Saturday 6 February 2010

Crusty's Favourite "Duff-Duff" Moment.

This year, the BBC soap opera Eastenders is celebrating its 25th birthday.

Can you believe it’s really been that long? (It seems sooooooo much longer).

For those of one’s poppets who are not familiar with the programme, all of the excitement takes place in a fictional, small part of the East End of London - the capital (although heaven only knows why) of Her Majesty’s realm - known as Walford.

There is a resplendent representation of all religious and ethnic backgrounds and a gargantuan splatteration of people of a rather gangstertorial nature. Indeed, when one is flitting though the newspapers and magazines and sees that a new character is about the emerge in the square, one often wonders how long it will be before they are selling drugs, plotting a take over of the local nightclub (where the music of such a volume, one could hear a nun speak) or dismembering an enemy in the back yard with a butter knife and a piece of tarpaulin.

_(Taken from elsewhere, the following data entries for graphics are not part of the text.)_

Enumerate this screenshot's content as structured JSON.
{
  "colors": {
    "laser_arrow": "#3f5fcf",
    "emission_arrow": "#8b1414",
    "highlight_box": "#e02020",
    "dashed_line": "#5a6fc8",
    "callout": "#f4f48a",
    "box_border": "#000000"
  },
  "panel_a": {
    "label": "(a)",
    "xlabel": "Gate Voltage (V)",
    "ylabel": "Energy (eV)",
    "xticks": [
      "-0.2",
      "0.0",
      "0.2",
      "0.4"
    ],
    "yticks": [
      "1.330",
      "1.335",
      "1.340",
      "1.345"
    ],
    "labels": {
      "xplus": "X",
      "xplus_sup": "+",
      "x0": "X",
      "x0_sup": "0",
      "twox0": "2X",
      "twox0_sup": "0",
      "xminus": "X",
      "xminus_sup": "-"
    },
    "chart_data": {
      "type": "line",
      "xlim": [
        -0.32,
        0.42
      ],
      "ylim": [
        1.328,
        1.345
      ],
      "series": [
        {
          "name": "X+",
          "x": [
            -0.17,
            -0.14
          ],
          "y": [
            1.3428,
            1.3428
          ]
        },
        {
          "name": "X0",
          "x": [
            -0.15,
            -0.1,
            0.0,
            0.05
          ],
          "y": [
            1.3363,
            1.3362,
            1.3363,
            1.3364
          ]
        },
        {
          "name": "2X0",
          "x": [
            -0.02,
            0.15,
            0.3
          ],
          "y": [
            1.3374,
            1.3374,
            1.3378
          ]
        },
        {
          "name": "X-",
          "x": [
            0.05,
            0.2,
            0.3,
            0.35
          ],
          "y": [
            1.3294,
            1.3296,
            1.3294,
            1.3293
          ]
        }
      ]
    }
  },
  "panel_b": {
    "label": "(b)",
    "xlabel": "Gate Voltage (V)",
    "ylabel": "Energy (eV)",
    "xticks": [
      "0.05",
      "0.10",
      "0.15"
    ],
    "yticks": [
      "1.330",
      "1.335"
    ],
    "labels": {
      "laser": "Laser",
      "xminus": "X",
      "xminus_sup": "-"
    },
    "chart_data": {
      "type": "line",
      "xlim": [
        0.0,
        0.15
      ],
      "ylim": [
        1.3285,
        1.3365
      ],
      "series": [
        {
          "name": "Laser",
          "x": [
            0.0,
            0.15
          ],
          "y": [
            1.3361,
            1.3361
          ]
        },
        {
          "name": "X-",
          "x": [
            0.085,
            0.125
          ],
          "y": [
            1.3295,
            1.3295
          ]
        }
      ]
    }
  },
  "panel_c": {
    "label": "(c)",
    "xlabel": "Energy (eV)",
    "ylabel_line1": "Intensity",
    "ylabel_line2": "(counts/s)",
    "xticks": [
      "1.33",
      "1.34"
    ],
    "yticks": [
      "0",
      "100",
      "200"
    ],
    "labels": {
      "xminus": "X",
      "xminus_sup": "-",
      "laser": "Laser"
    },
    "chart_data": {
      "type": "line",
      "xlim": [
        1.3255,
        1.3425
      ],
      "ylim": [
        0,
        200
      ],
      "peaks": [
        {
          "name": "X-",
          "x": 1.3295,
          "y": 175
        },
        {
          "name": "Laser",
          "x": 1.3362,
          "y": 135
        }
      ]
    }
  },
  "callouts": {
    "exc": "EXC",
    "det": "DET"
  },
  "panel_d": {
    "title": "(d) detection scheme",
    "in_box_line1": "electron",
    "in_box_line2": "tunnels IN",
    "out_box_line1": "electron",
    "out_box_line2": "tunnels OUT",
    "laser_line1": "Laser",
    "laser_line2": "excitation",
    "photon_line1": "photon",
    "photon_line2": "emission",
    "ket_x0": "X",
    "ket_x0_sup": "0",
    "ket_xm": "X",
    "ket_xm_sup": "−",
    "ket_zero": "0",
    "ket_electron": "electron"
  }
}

Only recently, an older gentleman appeared, in very dandy attire, I must say. After a couple of episodes one thought one may have been wrong. There were no threats being issued. No one had been harmed in any way. Then, his true colours were shown in the local garage, the Arches, when we discovered he was not only a gangster, but one of the more sinister variety; one that wore hand-made shoes!

To break the monotony, there is often the announcement that a new piece of lady-totty or man-hunk is to enter the arena, although after their first appearance on screen, it is quite clear that the casting director has been devoid of understanding the meaning of the terms “totty” and “hunk”. The last great hunk addition was Scott Maslen. He’d tossed off his helmet in The Bill on ITV and decided to bat for the other side.

Now, though one admits he is quite the buff, little stud-muffin, one does wish he would keep his hair short. When it reaches a longer length one can’t help but see Odd Bod from Carry on Screaming in front of one.

Albert Square families are certainly not like normal ones either. The residents of Albert Square are breeding more successfully than rabbits. Another new member turns up … “Oh, it’s so-and-so’s long lost brother.” .. and another … “Oh, it’s Mr. Poppadopulus’s estranged daughter.

Having said that, it certainly seems to be the place to live. Though the locals never seem to have much money, they are still fortunate enough to have 3 & 4 bedroom houses that can comfortably accommodate 22 people and still have enough room for further visiting relatives, who decide to stay indefinitely … until they too are killed off or relocated on Witness Protection.

Not the quietest of locales either, everyone is screaming and shouting at one another. One is forever having to grab one’s device to turn up, then turn down, then turn up, then turn down the volume. Poor Crotchet – one’s pussy – wastes no time and simply pushes his head behind a scatter cushion, as a precaution, the minute the theme begins. He’s very wise and recently one has wondered if it would wiser still to follow his example.

Indeed, the only quiet moments are when burley Phil Mitchell opens his mouth to speak to simply utter, “Not now right! … I said, not now!” I believe that’s the only lines he’s ever had to work with, save for the odd time he’s snuck a “Billy” in.

As well as trying to maintain the storylines of the characters, the writers also have their work cut out for them trying to inject their important “messages”. For example, one would recommend a regular shufty around the Christmas period, when many references will be made about the little baby Jesus and loving one’s neighbour etc., before a leading character is killed with a quick bludgeon or mown down by Charlie’s taxi.

Anyhoo … the question, it would seem, that is being put to the British public is What is your favourite Duff-Duff moment?

Well, one would have to say the end of every episode, dear! When all that depressing, noisy nonsense has finished.

Not even the inclusion of national icon and legend Barbara Windsor has managed to make it anymore endurable. To think they axed Eldorado for this rubbish!